My Interest
If you’ve read here much, you know I collect all the books on the Roosevelts. Eleanor is a particular favorite of mine. This book promised a look at Eleanor’s often overlooked life apart from Franklin in New York City’s Greenwich Village neighborhood. It seemed to promise new information and new insights, so I bought a hardcover copy for my collection and sat down to read it.
The Story
In spite of the premise, the book starts back with the Vanderbilts and New York in the Gilded age–a chapter that ends by mentioning Eleanor’s parents and speculating that “the sparkling events at the Vanderbilt ball would quite naturally have appeared to Anna and Elliott [Roosevelt] to be another moment emblematic of untold promise and beauty ahead for the two of them….” (p.7). All of Eleanor’s life up to the time of Greenwich Village–the supposed focus of the book–is replayed. All the stories of her sad childhood and early marriage to Franklin are trotted out.
Eleanor, Marion, and Nan source
Eventually, we get to the short chapters on Eleanor’s actual time spent with Nancy Cook and Marion Dickerman, with Esther Lape and Elizabeth Reed–the women who helped Eleanor “find herself” and, in the case of Nan and Marion, who formed a household with her at Val-Kill on the Hyde Park (Springwood) estate. The actual information give was sparse. It was the same with her life after FDR’s death–sparse. The final chapter of her life, living in the same building with David Gurewitsch and his wife had barely more information.
My Thoughts
I really sat there wondering why this book was published. The notes on sources were few and far between. She makes assertions such as these (below) without backing them up with any evidence. (These are just two I selected to illustrate this–there were more.)
“One might even legitimately wonder if FDR ever would have become president were it not for Eleanor’s ongoing and transformative experiences in the Village.” (p. 79)
It was Louis Howe who “made” FDR. Eleanor certainly helped, but most of what she did came after polio. FDR started in politics when he was Assistant Secretary of the Navy, and his ambition to be president came way before that.
“Louis Howe and Franklin joked that the women were ‘she-males,’ a loaded prases that conveyed their belief that Eleanor and her women friends would never be equal to men at home or in politics.”
WOW. Way to read into what was then a contemporary (if very mocking) term for lesbians! Franklin and Howe were far too astute to not see how useful Eleanor and the League of Women Voter’s cofounder Esther Lape, her partner, respected attorney Elizabeth Read, and Head of the Women’s Division of the NY Democratic Party Nancy Cook were to getting the newly enfranchised women voters on their side to think anything of the kind! Nothing is offered as proof of this meaning of the ‘she-male’ phrase.
The tone of the book is that of a biography for the middle grades to junior high school-age students. In fact, I even went back to Amazon to see if I had missed it being designated as such!

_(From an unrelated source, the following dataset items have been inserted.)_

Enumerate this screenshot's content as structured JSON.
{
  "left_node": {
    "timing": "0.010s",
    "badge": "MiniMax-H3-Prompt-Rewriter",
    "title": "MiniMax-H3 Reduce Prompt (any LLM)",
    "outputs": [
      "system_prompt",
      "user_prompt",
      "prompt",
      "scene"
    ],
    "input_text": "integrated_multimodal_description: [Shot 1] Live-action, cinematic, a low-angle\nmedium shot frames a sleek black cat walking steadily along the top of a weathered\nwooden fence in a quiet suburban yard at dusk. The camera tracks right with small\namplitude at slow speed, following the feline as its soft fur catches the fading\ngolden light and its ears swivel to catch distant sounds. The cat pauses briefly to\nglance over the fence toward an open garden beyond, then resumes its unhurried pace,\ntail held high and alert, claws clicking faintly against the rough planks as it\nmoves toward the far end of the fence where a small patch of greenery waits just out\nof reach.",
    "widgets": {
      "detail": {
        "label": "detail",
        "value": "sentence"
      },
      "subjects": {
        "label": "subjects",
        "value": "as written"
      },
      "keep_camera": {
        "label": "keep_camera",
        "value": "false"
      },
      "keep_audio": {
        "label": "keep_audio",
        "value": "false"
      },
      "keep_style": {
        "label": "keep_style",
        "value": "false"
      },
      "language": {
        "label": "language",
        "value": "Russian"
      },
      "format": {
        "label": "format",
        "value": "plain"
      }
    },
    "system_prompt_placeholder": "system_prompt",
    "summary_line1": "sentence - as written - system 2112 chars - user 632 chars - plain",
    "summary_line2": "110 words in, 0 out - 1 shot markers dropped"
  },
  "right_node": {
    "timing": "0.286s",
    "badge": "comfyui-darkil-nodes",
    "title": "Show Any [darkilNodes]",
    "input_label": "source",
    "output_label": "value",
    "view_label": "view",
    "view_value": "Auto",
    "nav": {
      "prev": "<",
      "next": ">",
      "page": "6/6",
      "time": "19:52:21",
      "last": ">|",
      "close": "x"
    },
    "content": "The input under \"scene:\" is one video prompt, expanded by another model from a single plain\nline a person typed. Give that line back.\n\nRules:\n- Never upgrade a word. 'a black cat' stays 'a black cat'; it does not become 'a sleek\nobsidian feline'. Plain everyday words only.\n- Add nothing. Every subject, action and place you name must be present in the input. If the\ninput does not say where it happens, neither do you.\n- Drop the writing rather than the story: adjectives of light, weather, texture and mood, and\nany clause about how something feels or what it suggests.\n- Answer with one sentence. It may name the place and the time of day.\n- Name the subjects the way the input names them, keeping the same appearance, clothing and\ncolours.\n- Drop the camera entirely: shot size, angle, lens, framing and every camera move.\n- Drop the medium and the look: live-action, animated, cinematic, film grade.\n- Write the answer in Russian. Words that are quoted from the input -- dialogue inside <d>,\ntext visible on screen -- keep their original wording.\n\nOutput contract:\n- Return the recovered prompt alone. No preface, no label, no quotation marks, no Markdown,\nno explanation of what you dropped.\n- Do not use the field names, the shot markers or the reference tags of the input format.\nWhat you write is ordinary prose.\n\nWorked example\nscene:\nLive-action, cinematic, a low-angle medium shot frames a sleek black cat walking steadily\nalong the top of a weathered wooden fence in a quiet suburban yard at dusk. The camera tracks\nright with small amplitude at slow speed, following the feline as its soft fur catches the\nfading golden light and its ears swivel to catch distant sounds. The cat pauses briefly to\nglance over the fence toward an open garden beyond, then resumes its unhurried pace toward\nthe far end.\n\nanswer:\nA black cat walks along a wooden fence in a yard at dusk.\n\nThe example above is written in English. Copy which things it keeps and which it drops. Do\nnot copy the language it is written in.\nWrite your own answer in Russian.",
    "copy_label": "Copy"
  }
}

Eleanor with Earl Miller source
This book, like nearly all biographies of Eleanor since the “revelation” many years ago of her apparent love affair with Lorena Hickok, mostly catalogs the possible romantic interests of Eleanor after the breakdown of her marriage to FDR. In a book that champions the “New Woman” and the liberation of same-sex couples, it was humorous to see the author fall back on the old chestnut that Earl Miller (ER’s bodyguard), Joe Lash, and David Gurewitsch were all “surrogate sons” because they were younger than Eleanor. The chemistry between ER and Earl is well documented, the other two probably were platonic, but it is the idea that rankles.. Of course, the surveillance by the FBI was also mentioned. The FBI did not like Joe Lash because of what they saw as his communist sympathies. We learn so little in this book about Eleanor–that is the shocking take-away.
Eleanor with Dr. David Gurewitsch source
My Verdict
If you know nothing of Eleanor Roosevelt, this is a short, introduction to some aspects of her life background, and times. It is a pleasant, fast, read that can be finished in an afternoon. If you are looking to really know about Eleanor in any way but the most superficial, see Blanche Weissen Cook’s great biography of Eleanor, or Doris Kearns Goodwin’s No Ordinary Time.
2.5
Eleanor in the Village by Jan Jarboe Russell
For an account of Eleanor’s life with Marion Dickerman and Nancy Cook, see The Three Graces of Val-Kill by Emily Herring Wilson.
Another book by Jan Jarboe Russell
In spite of my feelings about this book, I would like to read Russell’s book The Train to Crystal City a nonfiction account of the family internment camp featured in the novel Last Year of the War by Susan Meissner.